The returns on self managed funds can be great - or they can be a total loss. Be careful.

Create a strategy for your investments (when and what to buy, and when to sell). Stick with your strategy unless you have a very good reason to change.

I make around 12% per year on my self managed fund. It's a relatively complex set-up and has a lot of risk mitigation built in, meaning that returns are not as high as they could be (n the other hand of course, a net loss of cash over 12 months has never happened over the 3 years I've been doing it)

  john bunyan 20:03 30 May 2013

I am trying to find a hidden snag in the Santander 123 bank account where they offer 3% interest on a current account subject to a few conditions.

Santander 123

The government , from time to time, issue bonds with a 1% over inflation return, but there is no offer at the moment.

It is very difficult to safely get more than inflation (about 3%) after tax - even ISA's are poor.

As OTT_B says, the only way to get better than inflation is to look at bonds, stocks property or shares, and then there are downside risks. Long term a managed fund, or even a tracker fund should beat inflation, but there are risks as the stock market has risen quite a lot recently. NEVER invest in a single place or company - just remember the councils who put a lot into Icelandic institutions.

  flycatcher1 20:13 30 May 2013

I have made, and lost, money on the Stock Market but I am now making reasonable returns. If you have your wits about you and read the financial columns I am not sure that you need an Advisor if the investment is not too big. If you cannot afford to lose any put the cash in a box under your bed. Active trading is not for inexperienced investors.

There are some shares, utilities, food, fuel and the like that produce a steady income. People will always use electricity and petrol and need food and water.

There is one company which has done me proud but all I can say is always keep on the right side of the Law particularly if you are a Deb.

  bumpkin 23:35 30 May 2013

Hi, we meet again "I am trying to find a hidden snag in the Santander 123 bank account where they offer 3% interest on a current account"

I have a Santander 123 account and the only snags I can see is that it only pays 3% up to a max of £20,000 and you must pay in at least £500.00 per month from a non Santander account.

  bumpkin 23:47 30 May 2013

Thanks all, interesting suggestions so far. I am concerned about trading fees and the best way to go about this on a small time basis. I don't know where to go to buy or sell. No point in making a profit if is is taken in fees, even less if I make a loss.

  OTT_B 00:06 31 May 2013


There are a lot of online trading outfits - Google is your friend. Some give access to markets and trade types that others don't, as well as things like mobile trading platforms. It depends what you are interested in as to which you go with. Some you may have heard of (run by very big name banks), others you may not have. In any case, research any company that you think of using.

Some companies also offer a limited time period of reduced trading fees (for example the first month only carries a £1 trading fee).

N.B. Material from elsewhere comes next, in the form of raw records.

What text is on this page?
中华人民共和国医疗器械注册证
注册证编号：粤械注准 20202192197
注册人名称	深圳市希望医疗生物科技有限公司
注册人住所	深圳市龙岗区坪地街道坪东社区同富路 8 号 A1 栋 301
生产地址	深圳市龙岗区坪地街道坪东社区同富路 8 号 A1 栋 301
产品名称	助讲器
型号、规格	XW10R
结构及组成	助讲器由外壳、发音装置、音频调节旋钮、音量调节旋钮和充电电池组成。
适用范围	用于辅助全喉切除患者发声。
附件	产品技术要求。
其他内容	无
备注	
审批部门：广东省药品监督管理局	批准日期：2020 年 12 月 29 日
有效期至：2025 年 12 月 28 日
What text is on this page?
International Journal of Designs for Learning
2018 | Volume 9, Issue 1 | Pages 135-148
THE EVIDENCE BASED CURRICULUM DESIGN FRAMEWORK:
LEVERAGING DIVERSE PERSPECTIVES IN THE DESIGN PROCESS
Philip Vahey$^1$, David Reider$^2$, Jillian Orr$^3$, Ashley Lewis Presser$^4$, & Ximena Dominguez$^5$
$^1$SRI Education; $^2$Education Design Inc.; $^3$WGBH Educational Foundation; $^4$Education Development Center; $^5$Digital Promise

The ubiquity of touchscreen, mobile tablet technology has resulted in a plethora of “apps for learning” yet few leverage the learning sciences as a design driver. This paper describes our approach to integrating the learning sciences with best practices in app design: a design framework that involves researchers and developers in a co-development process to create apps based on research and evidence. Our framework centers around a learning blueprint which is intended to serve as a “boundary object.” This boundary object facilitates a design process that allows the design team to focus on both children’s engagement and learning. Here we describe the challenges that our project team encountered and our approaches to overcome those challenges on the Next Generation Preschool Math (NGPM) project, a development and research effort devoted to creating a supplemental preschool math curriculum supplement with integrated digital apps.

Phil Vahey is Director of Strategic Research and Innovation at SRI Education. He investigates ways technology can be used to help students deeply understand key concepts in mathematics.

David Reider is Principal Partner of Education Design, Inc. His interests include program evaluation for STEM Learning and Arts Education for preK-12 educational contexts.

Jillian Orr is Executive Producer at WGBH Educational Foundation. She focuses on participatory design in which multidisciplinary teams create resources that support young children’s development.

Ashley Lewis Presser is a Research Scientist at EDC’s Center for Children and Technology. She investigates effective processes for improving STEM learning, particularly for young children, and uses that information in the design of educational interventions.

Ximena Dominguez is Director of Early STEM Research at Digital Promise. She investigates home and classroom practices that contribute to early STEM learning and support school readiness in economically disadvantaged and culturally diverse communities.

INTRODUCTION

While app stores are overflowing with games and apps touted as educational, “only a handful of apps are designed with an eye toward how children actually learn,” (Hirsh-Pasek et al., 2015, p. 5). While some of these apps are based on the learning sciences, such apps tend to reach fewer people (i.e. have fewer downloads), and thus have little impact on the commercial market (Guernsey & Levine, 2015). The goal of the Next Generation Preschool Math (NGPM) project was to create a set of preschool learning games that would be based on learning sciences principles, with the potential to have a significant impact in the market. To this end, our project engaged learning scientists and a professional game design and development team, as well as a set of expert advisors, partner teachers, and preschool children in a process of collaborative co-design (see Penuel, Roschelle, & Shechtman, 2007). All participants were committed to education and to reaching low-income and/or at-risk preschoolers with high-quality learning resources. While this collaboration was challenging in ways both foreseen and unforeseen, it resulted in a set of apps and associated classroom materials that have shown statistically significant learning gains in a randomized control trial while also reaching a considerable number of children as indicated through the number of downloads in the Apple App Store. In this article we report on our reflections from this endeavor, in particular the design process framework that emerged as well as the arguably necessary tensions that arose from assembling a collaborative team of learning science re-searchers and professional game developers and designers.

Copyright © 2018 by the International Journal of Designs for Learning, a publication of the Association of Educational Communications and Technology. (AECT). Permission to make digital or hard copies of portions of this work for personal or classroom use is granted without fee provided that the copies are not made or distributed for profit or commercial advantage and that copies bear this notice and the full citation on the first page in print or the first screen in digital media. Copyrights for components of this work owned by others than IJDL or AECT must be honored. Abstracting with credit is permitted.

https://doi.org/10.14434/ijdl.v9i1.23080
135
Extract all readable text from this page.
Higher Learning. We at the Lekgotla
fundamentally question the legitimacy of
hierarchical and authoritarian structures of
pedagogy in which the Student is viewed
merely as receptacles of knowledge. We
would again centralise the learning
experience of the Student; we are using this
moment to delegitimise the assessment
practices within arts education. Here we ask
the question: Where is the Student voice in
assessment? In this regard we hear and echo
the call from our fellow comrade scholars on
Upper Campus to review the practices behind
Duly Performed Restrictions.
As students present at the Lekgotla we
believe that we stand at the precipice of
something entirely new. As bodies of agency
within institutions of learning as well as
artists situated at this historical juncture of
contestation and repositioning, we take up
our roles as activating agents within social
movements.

Please also be aware, that if you are not trading in share ISAs, then profits are taxable - you have to pay this, usually through self assessment at the end of the year.

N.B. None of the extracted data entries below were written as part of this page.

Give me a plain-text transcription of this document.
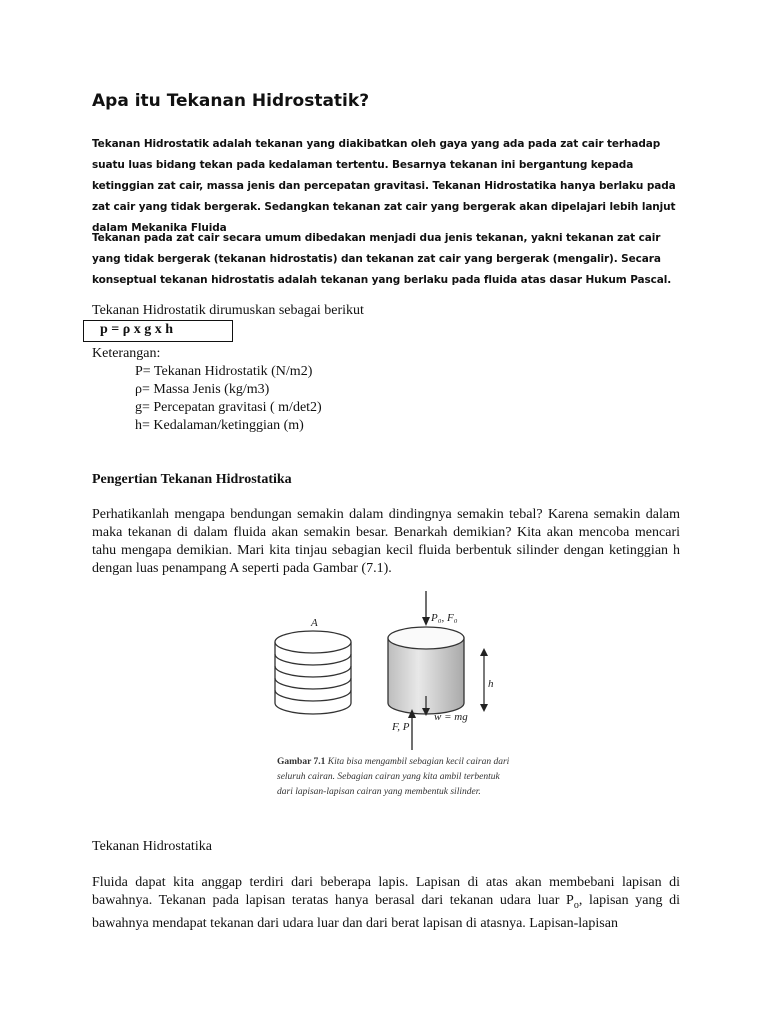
Apa itu Tekanan Hidrostatik?

Tekanan Hidrostatik adalah tekanan yang diakibatkan oleh gaya yang ada pada zat cair terhadap suatu luas bidang tekan pada kedalaman tertentu. Besarnya tekanan ini bergantung kepada ketinggian zat cair, massa jenis dan percepatan gravitasi. Tekanan Hidrostatika hanya berlaku pada zat cair yang tidak bergerak. Sedangkan tekanan zat cair yang bergerak akan dipelajari lebih lanjut dalam Mekanika Fluida

Tekanan pada zat cair secara umum dibedakan menjadi dua jenis tekanan, yakni tekanan zat cair yang tidak bergerak (tekanan hidrostatis) dan tekanan zat cair yang bergerak (mengalir). Secara konseptual tekanan hidrostatis adalah tekanan yang berlaku pada fluida atas dasar Hukum Pascal.

Tekanan Hidrostatik dirumuskan sebagai berikut
p = ρ x g x h
Keterangan:
P= Tekanan Hidrostatik (N/m2)
ρ= Massa Jenis (kg/m3)
g= Percepatan gravitasi ( m/det2)
h= Kedalaman/ketinggian (m)
Pengertian Tekanan Hidrostatika

Perhatikanlah mengapa bendungan semakin dalam dindingnya semakin tebal? Karena semakin dalam maka tekanan di dalam fluida akan semakin besar. Benarkah demikian? Kita akan mencoba mencari tahu mengapa demikian. Mari kita tinjau sebagian kecil fluida berbentuk silinder dengan ketinggian h dengan luas penampang A seperti pada Gambar (7.1).

A	P₀, F₀
h
w = mg
F, P
Gambar 7.1 Kita bisa mengambil sebagian kecil cairan dari seluruh cairan. Sebagian cairan yang kita ambil terbentuk dari lapisan-lapisan cairan yang membentuk silinder.
Tekanan Hidrostatika

Fluida dapat kita anggap terdiri dari beberapa lapis. Lapisan di atas akan membebani lapisan di bawahnya. Tekanan pada lapisan teratas hanya berasal dari tekanan udara luar $P_o$, lapisan yang di bawahnya mendapat tekanan dari udara luar dan dari berat lapisan di atasnya. Lapisan-lapisan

  Forum Editor 07:16 31 May 2013

I'm afraid we have a very strict rule about questions on financial investments. We don't encourage them.

This isn't because we're a bunch of wet blankets, it's because nobody here is qualified to offer advice on investments in a web forum.

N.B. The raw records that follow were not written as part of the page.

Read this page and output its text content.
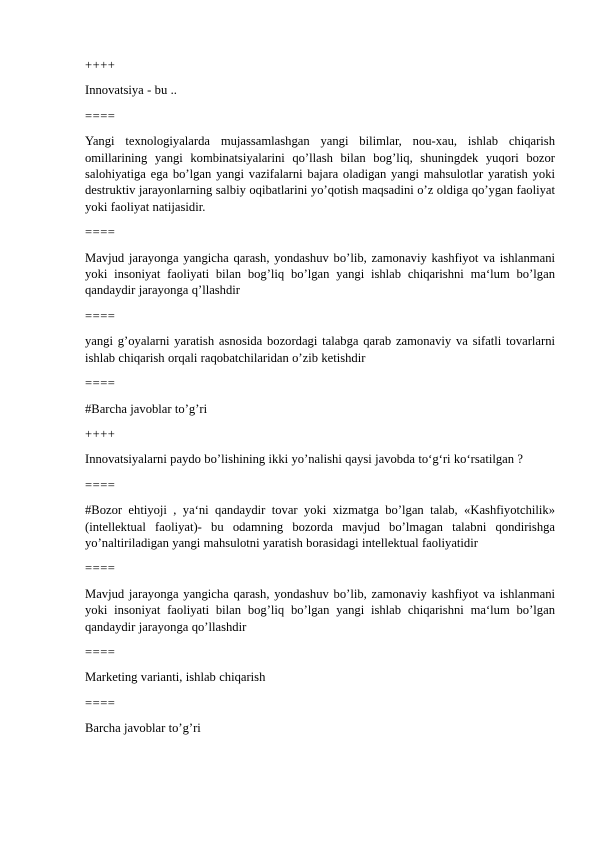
++++
Innovatsiya - bu ..
====
Yangi texnologiyalarda mujassamlashgan yangi bilimlar, nou-xau, ishlab chiqarish omillarining yangi kombinatsiyalarini qo’llash bilan bog’liq, shuningdek yuqori bozor salohiyatiga ega bo’lgan yangi vazifalarni bajara oladigan yangi mahsulotlar yaratish yoki destruktiv jarayonlarning salbiy oqibatlarini yo’qotish maqsadini o’z oldiga qo’ygan faoliyat yoki faoliyat natijasidir.
====
Mavjud jarayonga yangicha qarash, yondashuv bo’lib, zamonaviy kashfiyot va ishlanmani yoki insoniyat faoliyati bilan bog’liq bo’lgan yangi ishlab chiqarishni ma‘lum bo’lgan qandaydir jarayonga q’llashdir
====
yangi g’oyalarni yaratish asnosida bozordagi talabga qarab zamonaviy va sifatli tovarlarni ishlab chiqarish orqali raqobatchilaridan o’zib ketishdir
====
#Barcha javoblar to’g’ri
++++
Innovatsiyalarni paydo bo’lishining ikki yo’nalishi qaysi javobda to‘g‘ri ko‘rsatilgan ?
====
#Bozor ehtiyoji , ya‘ni qandaydir tovar yoki xizmatga bo’lgan talab, «Kashfiyotchilik» (intellektual faoliyat)- bu odamning bozorda mavjud bo’lmagan talabni qondirishga yo’naltiriladigan yangi mahsulotni yaratish borasidagi intellektual faoliyatidir
====
Mavjud jarayonga yangicha qarash, yondashuv bo’lib, zamonaviy kashfiyot va ishlanmani yoki insoniyat faoliyati bilan bog’liq bo’lgan yangi ishlab chiqarishni ma‘lum bo’lgan qandaydir jarayonga qo’llashdir
====
Marketing varianti, ishlab chiqarish
====
Barcha javoblar to’g’ri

You've posted your thread now, and several people have responded, so I'm not going to spoil the fun at this stage. Just remember that you should consult an independent financial adviser before making any investment decisions, and that we accept no liability for the consequences of you acting on anything that anyone says here.

  fourm member 07:26 31 May 2013

"Do you remember Horace Batchelor?"

Maybe I was born with a sceptic gene but I always thought that, if his system was so good, he should use it to make his fortune and retire instead of trying to get other people to buy it from him.

My point is that I'm wary of the various financial 'gurus' who make their money running websites telling people how to make money rather than just applying their own advice.

This thread is now locked and can not be replied to.